Ídolos
Nelson Fonseca Neto - nelsonfonsecanetoletraviva@gmail.com
Nesta semana mesmo, eu estava no meu carro, esperando a luz verde do semáforo. Quase oito horas da noite. Trânsito carregado. Eu tinha dado dez aulas naquele dia. Eu estava faminto. Motos passando com tudo em corredores minúsculos. Calorão. Cenário perfeito para uma irritabilidade exacerbada. Mas acabei dando sorte com uma das rádios que sintonizei. Surgiu, redentora, a voz de Axl Rose. Enquanto a música rolava, pensei sobre ídolos.
O Axl Rose foi o ídolo dos meus doze, treze anos. A MTV estava no auge naquela época. Não havia esse lance de podcasts e Youtube. Axl Rose e Michael Jackson eram figurinhas carimbadas na televisão. É inacreditável pensar que, naqueles tempos, o Fantástico fazia um baita de um suspense para mostrar o clipe novo do Michael Jackson no fim do programa. E aquilo dava audiência, ô se dava.
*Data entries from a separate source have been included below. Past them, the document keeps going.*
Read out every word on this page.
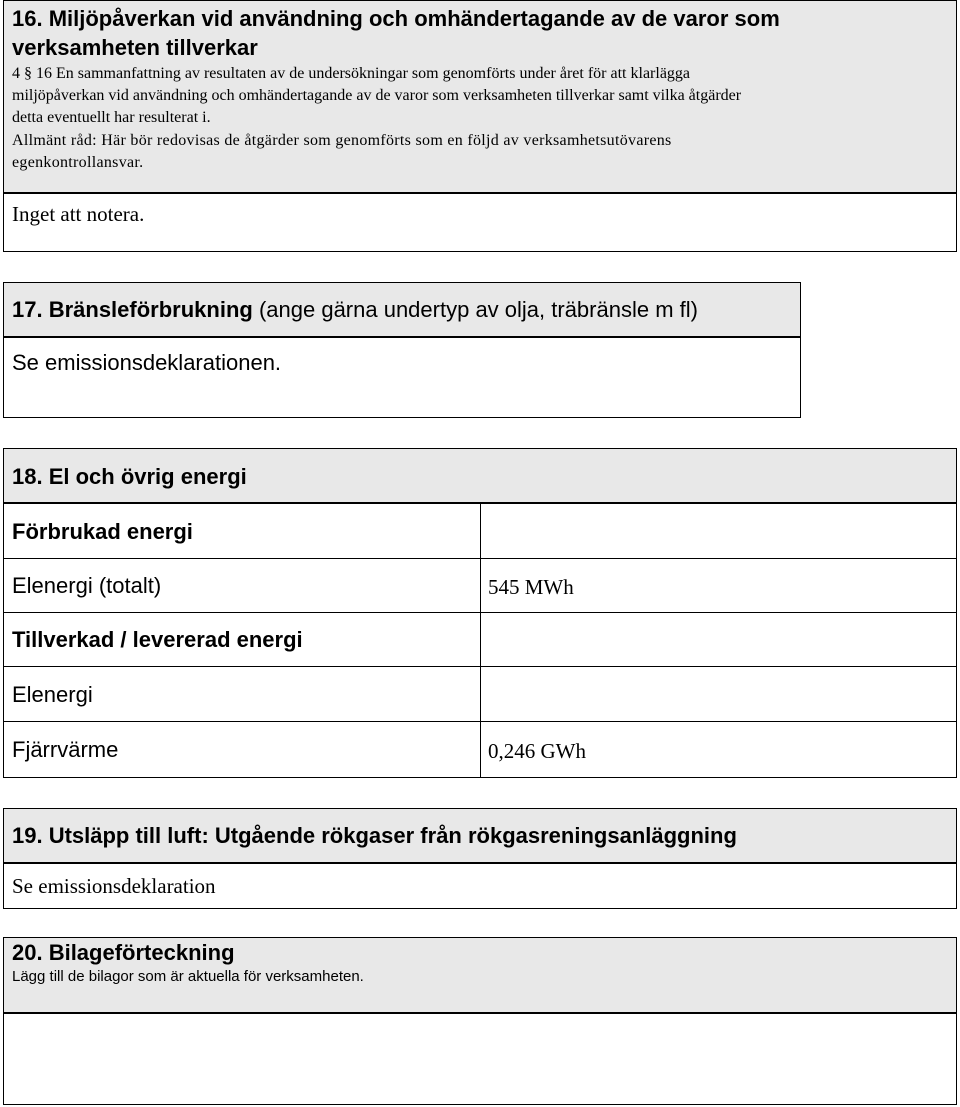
16. Miljöpåverkan vid användning och omhändertagande av de varor som

verksamheten tillverkar

4 § 16 En sammanfattning av resultaten av de undersökningar som genomförts under året för att klarlägga

miljöpåverkan vid användning och omhändertagande av de varor som verksamheten tillverkar samt vilka åtgärder

detta eventuellt har resulterat i.

Allmänt råd: Här bör redovisas de åtgärder som genomförts som en följd av verksamhetsutövarens

egenkontrollansvar.

Inget att notera.

17. Bränsleförbrukning (ange gärna undertyp av olja, träbränsle m fl)

Se emissionsdeklarationen.

18. El och övrig energi

Förbrukad energi

Elenergi (totalt)	545 MWh

Tillverkad / levererad energi

Elenergi

Fjärrvärme	0,246 GWh

19. Utsläpp till luft: Utgående rökgaser från rökgasreningsanläggning

Se emissionsdeklaration

20. Bilageförteckning

Lägg till de bilagor som är aktuella för verksamheten.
Eu acho que todo mundo da minha idade queria ser o Axl Rose. As músicas eram maravilhosas. Havia pencas de fãs seguindo a fera. Ele pulava freneticamente no palco. As roupas eram surreais (e bregas, agora é fácil dizer). O Axl Rose era metido pra caramba. E encrenqueiro. E gente fina, ao mesmo tempo. (Os clipes protagonizados por ele mostram um sujeito atormentado e sofredor.)
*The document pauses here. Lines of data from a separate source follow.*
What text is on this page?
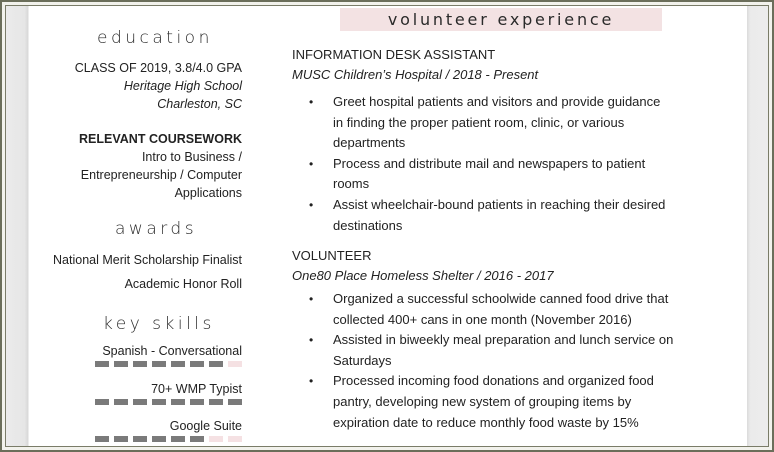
education
CLASS OF 2019, 3.8/4.0 GPA
Heritage High School
Charleston, SC
RELEVANT COURSEWORK
Intro to Business /
Entrepreneurship / Computer
Applications
awards
National Merit Scholarship Finalist
Academic Honor Roll
key skills
Spanish - Conversational
70+ WMP Typist
Google Suite
volunteer experience
INFORMATION DESK ASSISTANT
MUSC Children’s Hospital / 2018 - Present
• Greet hospital patients and visitors and provide guidance
in finding the proper patient room, clinic, or various
departments
• Process and distribute mail and newspapers to patient
rooms
• Assist wheelchair-bound patients in reaching their desired
destinations
VOLUNTEER
One80 Place Homeless Shelter / 2016 - 2017
• Organized a successful schoolwide canned food drive that
collected 400+ cans in one month (November 2016)
• Assisted in biweekly meal preparation and lunch service on
Saturdays
• Processed incoming food donations and organized food
pantry, developing new system of grouping items by
expiration date to reduce monthly food waste by 15%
Depois vieram os jogadores de futebol. Torço para o São Paulo. Vi a final da Libertadores de 92 no Morumbi. Seria fácil escolher o Raí como ídolo. Eu gostava muito dele, claro, mas a admiração autêntica ia para o Palhinha e para o Muller. O primeiro porque era franzino e lento. Por conta dessas limitações, ele só poderia recorrer ao cérebro. Deu certo. Depois dele, não vi jogador que desse passes tão milimétricos e inusitados. A idolatria pelo Muller tem tons metafísicos. Houve um tempo -- Copa de 90 -- em que eu o achava abominável. Ele sempre ficava impedido. Eu não me conformava com aquela burrice. Alguns anos depois, ele aprendeu. Mais ainda, tornou-se um jogador inteligentíssimo. Sempre achei esse processo um milagre.
Depois vieram os escritores. Lima Barreto tomou conta dessa fase. Cheguei a decorar vários trechos do romance “Triste fim de Policarpo Quaresma”. Sem contar que a sua ferocidade sempre será exemplar. Aí eu descobri “São Bernardo”, de Graciliano Ramos. O estilo do livro virou uma meta a ser atingida. Passei a abominar adjetivos e advérbios. As frases encurtaram. Acho que até hoje tento seguir a cartilha de Graciliano. Pouco depois, apareceram Dalton Trevisan e Rubem Fonseca. O primeiro reforçou a crença na prosa espartana. O segundo abriu um mundo de perspectivas para o adolescente que desejava ser ficcionista. Ele mostrou que qualquer tema pode tornar-se literatura de alto nível. Parece pouca coisa, mas não é.
O que falar dos russos que vieram no embalo? Não qualquer russo, importante ressaltar. Meus dois ídolos eslavos: Tolstói e Tchékhov. Tolstói porque parece que não tem assunto que ele não domine. Sem contar que eu não conheço ninguém que trabalhe melhor com o detalhe revelador. Até hoje as mãos de Anna Kariênina aparecem com uma nitidez assombrosa. Tchékhov porque ele mostrou compreender todas as camadas da complexa Rússia. E porque pouca gente escreveu de forma tão cristalina como ele.
Aos vinte e poucos, mergulhei no mundo do cinema. Vi muitos filmes dos anos 10, 20, 30 e 40. Assim, impossível não colocar John Ford e Howard Hawks num altar. Mas, nesse terreno, ninguém superará Buster Keaton.
É engraçado como vamos atravessando os anos. Na adolescência, meus ídolos eram da música pop e do mundo do futebol. Perto dos vinte, apareceram as referências mais eruditas. Era de se esperar que, entrando nos quarenta, eu mantivesse o pique da remada da segunda fase. De certa forma, foi o que aconteceu, mas não do jeito imaginado. De uns bons meses pra cá, minha ternura é dirigida a nomes que eu tendia a menosprezar poucos anos atrás. Muitos escritores da literatura dita policial. Muitos autores de romances satíricos.
Dessas paixões recentes, nada supera a que sinto por Georges Simenon, o maior gênio do século XX. Antes eu teria vergonha de dizer uma coisa dessas. Que bom que a gente aprende a deixar de ser bobo.